Expert Advice with a Focus on Group Captives
To boost understanding of captives, especially group captives, a panel of experts discussed a wide array of captive issues at the 2018 North Carolina Captive Insurance Association Annual Conference, held August 20–22 in Charlotte. Experts discussing captives were Kevin Doherty, a member of the law firm Dickinson Wright PLLC and president of the Tennessee Captive Insurance Association; Mike Meehan, a consultant with Milliman Inc.; and Anne Marie Towle, executive vice president and captive consulting practice leader at JLT Insurance Management.
Simply put, a captive is a way of retaining risk of its owners and not, as is the case with traditional insurance coverage, transferring all the risk to a third party, Ms. Towle said.
"Essentially, whether you're a group captive, single-parent captive, [or] cell structure, you're looking to retain some portion of the risk within the captive itself," Ms. Towle said.
"A lot of times what you are looking for are cost efficiencies and a bit more control in your insurance program," Ms. Towle said, adding that a captive gives parent organizations the opportunity "to capture some of the underwriting profitability back" into their own pockets.
While captives potentially can generate big profits for their parent organizations, there are other key financial issues potential captive owners have to consider, with one of the biggest being the amount of money that they must funnel into their captives to meet domicile requirements and assure that the captive will have sufficient money to pay covered losses.
"Whether you're doing it for yourself or for a group of people, one big component that's very different than the risk transfer market is being able to have capital that will be infused in the beginning and that will remain in there. So, consider that financial transfer and the capacity to take that on and tie up capital from an organizational perspective," Ms. Towle said.
At the same time, organizations joining group captives have to consider that the capital they are required to contribute to the captives may, under rules set by the captives, be locked in for years.
Captives "can't afford to have everybody leave in a very short period of time. So, you might put into it a requirement that you have to stay at least 3 or 4 or 5 years in order to receive your capital back," Mr. Doherty said.
When capital can be pulled out by a policyholder-owner is something that needs "to be worked out among the group ahead of time, otherwise you're going to have dissension," Mr. Doherty added.
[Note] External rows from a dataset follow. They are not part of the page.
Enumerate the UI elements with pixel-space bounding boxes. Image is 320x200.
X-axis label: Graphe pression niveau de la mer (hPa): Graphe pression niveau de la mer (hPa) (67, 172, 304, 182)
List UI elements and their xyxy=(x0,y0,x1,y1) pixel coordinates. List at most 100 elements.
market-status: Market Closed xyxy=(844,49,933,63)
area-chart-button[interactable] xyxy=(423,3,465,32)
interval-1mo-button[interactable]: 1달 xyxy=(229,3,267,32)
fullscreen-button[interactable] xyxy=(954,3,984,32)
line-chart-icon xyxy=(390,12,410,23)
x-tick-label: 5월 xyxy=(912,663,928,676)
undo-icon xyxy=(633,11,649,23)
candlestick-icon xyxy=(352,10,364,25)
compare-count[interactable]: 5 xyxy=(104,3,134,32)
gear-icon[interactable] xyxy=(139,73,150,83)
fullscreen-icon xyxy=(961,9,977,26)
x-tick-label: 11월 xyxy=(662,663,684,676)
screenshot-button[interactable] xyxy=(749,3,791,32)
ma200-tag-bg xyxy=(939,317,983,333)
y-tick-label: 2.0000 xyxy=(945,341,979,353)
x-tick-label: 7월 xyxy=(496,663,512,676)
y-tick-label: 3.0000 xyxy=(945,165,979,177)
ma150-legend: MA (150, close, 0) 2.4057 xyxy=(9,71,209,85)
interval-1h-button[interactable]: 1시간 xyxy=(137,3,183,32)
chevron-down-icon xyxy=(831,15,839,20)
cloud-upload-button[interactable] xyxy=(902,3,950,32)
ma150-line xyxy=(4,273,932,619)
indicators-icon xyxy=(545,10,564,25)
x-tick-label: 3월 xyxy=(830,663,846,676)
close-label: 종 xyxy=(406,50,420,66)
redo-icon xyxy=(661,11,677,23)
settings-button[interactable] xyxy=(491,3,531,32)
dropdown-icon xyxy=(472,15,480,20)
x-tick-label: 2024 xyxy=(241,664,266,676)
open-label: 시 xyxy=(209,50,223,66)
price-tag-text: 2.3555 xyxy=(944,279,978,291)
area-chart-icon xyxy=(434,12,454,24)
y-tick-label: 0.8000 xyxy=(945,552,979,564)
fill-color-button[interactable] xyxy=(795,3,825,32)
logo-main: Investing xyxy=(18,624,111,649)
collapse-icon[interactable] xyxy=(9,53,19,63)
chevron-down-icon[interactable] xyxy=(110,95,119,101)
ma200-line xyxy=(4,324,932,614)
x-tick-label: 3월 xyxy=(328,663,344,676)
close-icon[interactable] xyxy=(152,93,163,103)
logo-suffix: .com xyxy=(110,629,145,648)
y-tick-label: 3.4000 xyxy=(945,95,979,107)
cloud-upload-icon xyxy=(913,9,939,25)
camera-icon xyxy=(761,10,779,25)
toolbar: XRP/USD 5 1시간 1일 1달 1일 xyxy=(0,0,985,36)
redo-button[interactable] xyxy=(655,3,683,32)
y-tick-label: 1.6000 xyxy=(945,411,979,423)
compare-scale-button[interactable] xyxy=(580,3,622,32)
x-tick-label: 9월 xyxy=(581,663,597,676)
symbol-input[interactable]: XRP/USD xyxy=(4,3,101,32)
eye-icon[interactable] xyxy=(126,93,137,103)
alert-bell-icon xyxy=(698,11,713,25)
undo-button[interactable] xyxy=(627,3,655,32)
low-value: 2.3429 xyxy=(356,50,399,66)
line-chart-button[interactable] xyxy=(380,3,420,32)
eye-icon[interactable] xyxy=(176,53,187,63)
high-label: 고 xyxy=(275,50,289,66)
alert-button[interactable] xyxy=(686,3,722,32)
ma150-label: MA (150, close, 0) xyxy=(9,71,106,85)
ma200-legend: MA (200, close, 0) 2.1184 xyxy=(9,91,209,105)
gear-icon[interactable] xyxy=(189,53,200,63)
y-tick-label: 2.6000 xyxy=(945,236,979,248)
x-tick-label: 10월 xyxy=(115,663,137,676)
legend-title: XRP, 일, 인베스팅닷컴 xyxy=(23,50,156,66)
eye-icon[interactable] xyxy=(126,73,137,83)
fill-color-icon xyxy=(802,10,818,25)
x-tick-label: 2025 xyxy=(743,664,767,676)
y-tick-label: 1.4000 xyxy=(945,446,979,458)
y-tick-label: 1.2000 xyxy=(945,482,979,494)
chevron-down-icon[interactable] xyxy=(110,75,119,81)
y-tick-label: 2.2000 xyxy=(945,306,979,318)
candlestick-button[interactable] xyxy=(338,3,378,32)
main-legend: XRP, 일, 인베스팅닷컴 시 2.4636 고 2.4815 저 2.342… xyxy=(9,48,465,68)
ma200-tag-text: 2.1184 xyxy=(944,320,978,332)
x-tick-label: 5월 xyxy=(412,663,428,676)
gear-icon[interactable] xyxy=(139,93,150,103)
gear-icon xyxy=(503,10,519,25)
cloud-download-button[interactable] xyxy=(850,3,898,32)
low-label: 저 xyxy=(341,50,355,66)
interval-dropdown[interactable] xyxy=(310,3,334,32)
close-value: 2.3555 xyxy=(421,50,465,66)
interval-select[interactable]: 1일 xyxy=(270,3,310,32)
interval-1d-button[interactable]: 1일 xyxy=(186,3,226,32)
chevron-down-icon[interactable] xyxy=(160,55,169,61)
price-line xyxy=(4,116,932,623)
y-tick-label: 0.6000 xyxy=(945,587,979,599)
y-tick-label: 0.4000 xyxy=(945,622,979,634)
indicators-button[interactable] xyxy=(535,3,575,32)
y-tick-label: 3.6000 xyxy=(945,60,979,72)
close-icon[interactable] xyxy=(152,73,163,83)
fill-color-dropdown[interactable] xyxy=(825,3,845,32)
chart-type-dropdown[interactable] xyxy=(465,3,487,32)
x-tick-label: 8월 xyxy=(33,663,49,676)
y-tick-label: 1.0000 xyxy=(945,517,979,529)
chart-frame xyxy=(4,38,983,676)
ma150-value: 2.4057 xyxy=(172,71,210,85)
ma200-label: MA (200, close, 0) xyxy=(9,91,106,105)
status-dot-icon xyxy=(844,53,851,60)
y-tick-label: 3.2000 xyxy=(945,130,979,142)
If those and other issues can be worked out, captives can provide considerable advantages. For example, with their owners setting conditions, captives can provide broader coverage than commercial insurers.
By sponsoring a captive or being part of a group captive and broadening coverage, employers don't have to worry, for example, about an insurance adjuster saying, "Sorry, that's excluded and you don't have coverage. So, I think that's an important point, particularly in a group captive," Ms. Towle said.
And some employers have expanded their captives beyond liability and property risks to fund employee benefit risks, such as life insurance and long-term disability. That approach broadens captives' risks and may save money for their parents compared to buying benefits coverage in the commercial market.
Most of those arrangements require Labor Department approval, but several dozen employers, including such large, well-known employers as Alcoa Corp., Archer Daniels Midland Co., Google LLC, Hyatt Hotels Corp., and Microsoft Corp., have won regulatory approval to fund benefits through their captives.
And more employers are likely to tap their captives to cover other employee benefits-related risks. A recent Marsh LLC survey found that approximately 16 percent of employers with captives currently are considering funding employee benefit risks through their captives, while just under 20 percent say that it is likely that they will consider that approach in the future.
(Pictured above at the 2018 North Carolina Captive Insurance Association Annual Conference are, from left to right, Mike Meehan, Anne Marie Towle, and Kevin Doherty.)